Faruk dayım, beyaz sakalları 10 numaralı forması ile 59 yaşında genç golcümüz... -Goller senden dayı! Erdoğan 58 yaşında 140 kiloluk bir dev... Ahmet hoca 60 yaşında... Takım süperdi! Çok gülecektik!
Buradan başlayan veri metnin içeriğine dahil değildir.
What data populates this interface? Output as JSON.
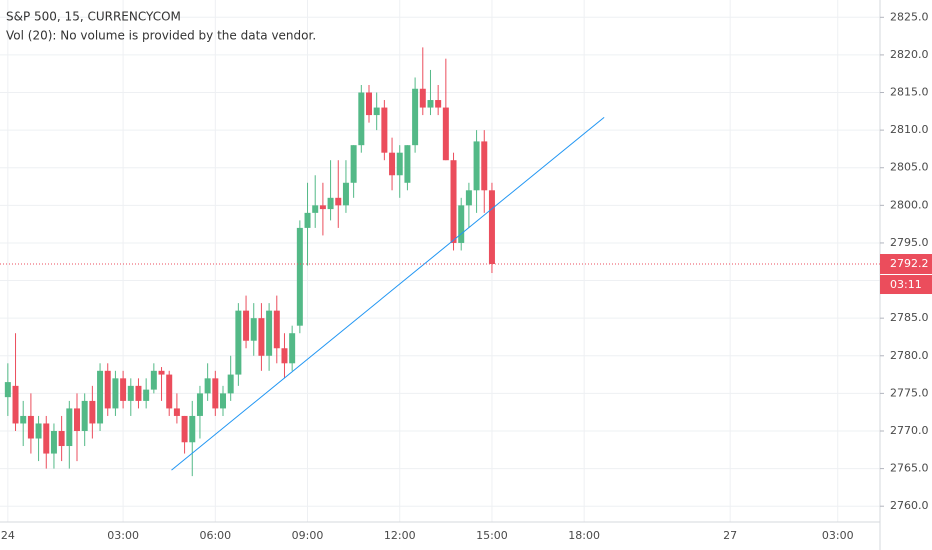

Ahmet hoca camimize 5 yıl önce Havza'dan atanmıştı. Gelirken çok tedirgin olduğunu, Çingeneler hakkında bir sürü olumsuz yorumlar dinlediğini ancak bizi ve mahallemizi tanıdıkca çok sevdiğini ve beğendiğini itiraf ediyordu, yıllar sonra... Cami cemaatımız çok kalabalıktı, Ahmet hoca camimizde 2 yılı aşkın bir süre imamlık yaptıktan sonra emekli oldu . Ben bu mahalleden, bu dostlarımdan ayrılmam dedi. mahalle yanında ev satın aldı, günlerini bizlerle yaşamaya başladı . Kuran- Kerim i çok iyi okuyan, kıraatı çok güzel olan Ahmet hocamız mahallede 30 kişiye Kuran okumayı öğretmişti. Ona minnettardık ve çok seviyorduk. Şimdi yıllık izine ayrılan cami imamının yerine gönüllü imamlık yapıyordu Ramazan boyunca.